You (humanity, the waka crews, us as individuals) have a special place.
You are the Key….
We do have a special place. It is by our hand that the world and the creatures in it will live or die….
We’ve been becalmed for two days and for two days we’ve been surrounded by all the Life in the sea. Well, seals, dolphins and whales, lots of them. Last night the seals were coming in like aquabats (acrobats with a speech impediment) zigzagging in formation thru the phosphorescence leaving trails of stars behind them. They’ve scared the girls by popping up beside the canoe and barking loudly. They’ve entertained us with their showing off, leaping and jumping, one even going so far as climbing on board the Samoan canoe and sitting on the bow doing nothing and barking at the captain whenever he talked to it (just like the rest of the crew so he tells me)….
And if we hadn’t been halted by the wind we would’ve missed it all. We would’ve zoomed on thru as we do for most of lives, distracted by the music and the white noise of the modern world and really just missing the point.
“Listen, listen, listen!”

and another:
We were told today in an email (thank you Shantparv) that our entry has coincided perfectly with a phase described in the Mayan calendar wherein a great unfolding of consciousness is seen for the first time. I’m all for that! I think a great unfolding of consciousness is somewhat overdue. I think our consciousness has been folded for a very long time. It’s time to take out the creases and realise we’re all on the same page! The healing of the planet will by necessity include the healing of ourselves. We are all essentially the same. We experience all the same stuff in human terms. The words we use to describe Life, the Universe and Everything don’t really matter.

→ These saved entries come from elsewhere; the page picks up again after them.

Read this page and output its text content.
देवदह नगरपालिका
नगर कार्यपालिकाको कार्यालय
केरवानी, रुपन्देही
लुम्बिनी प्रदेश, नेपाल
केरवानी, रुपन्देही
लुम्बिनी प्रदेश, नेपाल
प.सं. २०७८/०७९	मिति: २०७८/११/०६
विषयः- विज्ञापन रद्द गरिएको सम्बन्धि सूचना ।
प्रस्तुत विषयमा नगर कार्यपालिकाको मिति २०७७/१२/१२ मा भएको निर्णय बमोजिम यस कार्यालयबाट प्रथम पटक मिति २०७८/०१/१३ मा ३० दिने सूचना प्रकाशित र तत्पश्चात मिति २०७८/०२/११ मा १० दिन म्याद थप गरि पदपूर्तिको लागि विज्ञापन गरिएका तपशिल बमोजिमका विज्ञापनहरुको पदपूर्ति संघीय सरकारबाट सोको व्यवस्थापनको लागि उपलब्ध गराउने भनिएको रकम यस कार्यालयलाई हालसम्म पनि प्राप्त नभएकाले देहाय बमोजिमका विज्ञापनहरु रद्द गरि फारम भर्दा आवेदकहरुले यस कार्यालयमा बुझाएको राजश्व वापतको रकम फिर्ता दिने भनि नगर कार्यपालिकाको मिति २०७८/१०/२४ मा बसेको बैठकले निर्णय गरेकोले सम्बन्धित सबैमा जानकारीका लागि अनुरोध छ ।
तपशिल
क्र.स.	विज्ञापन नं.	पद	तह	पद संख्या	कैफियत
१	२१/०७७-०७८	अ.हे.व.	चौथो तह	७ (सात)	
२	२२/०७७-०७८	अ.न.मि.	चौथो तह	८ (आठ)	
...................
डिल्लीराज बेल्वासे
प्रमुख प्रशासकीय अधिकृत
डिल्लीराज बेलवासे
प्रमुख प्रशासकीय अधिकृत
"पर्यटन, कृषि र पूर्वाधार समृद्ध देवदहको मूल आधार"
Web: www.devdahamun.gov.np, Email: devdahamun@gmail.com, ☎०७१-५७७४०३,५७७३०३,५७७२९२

Some lovely photos and quite a few videos are available for viewing on the Pacific Voyage website (http://pacificvoyagers.org/). That’s probably the best way to get a sense of the visual impact these boats and their crews make. Indeed, it’s something no one should miss—though I have to admit that seeing them off my own home coast gave it added juice for me. But you can also “join” they voyage by following along online and sending messages to the crew; they truly appreciate the support and the knowledge that someone is paying attention. And hadn’t we all better do that? The time for action is getting very very short.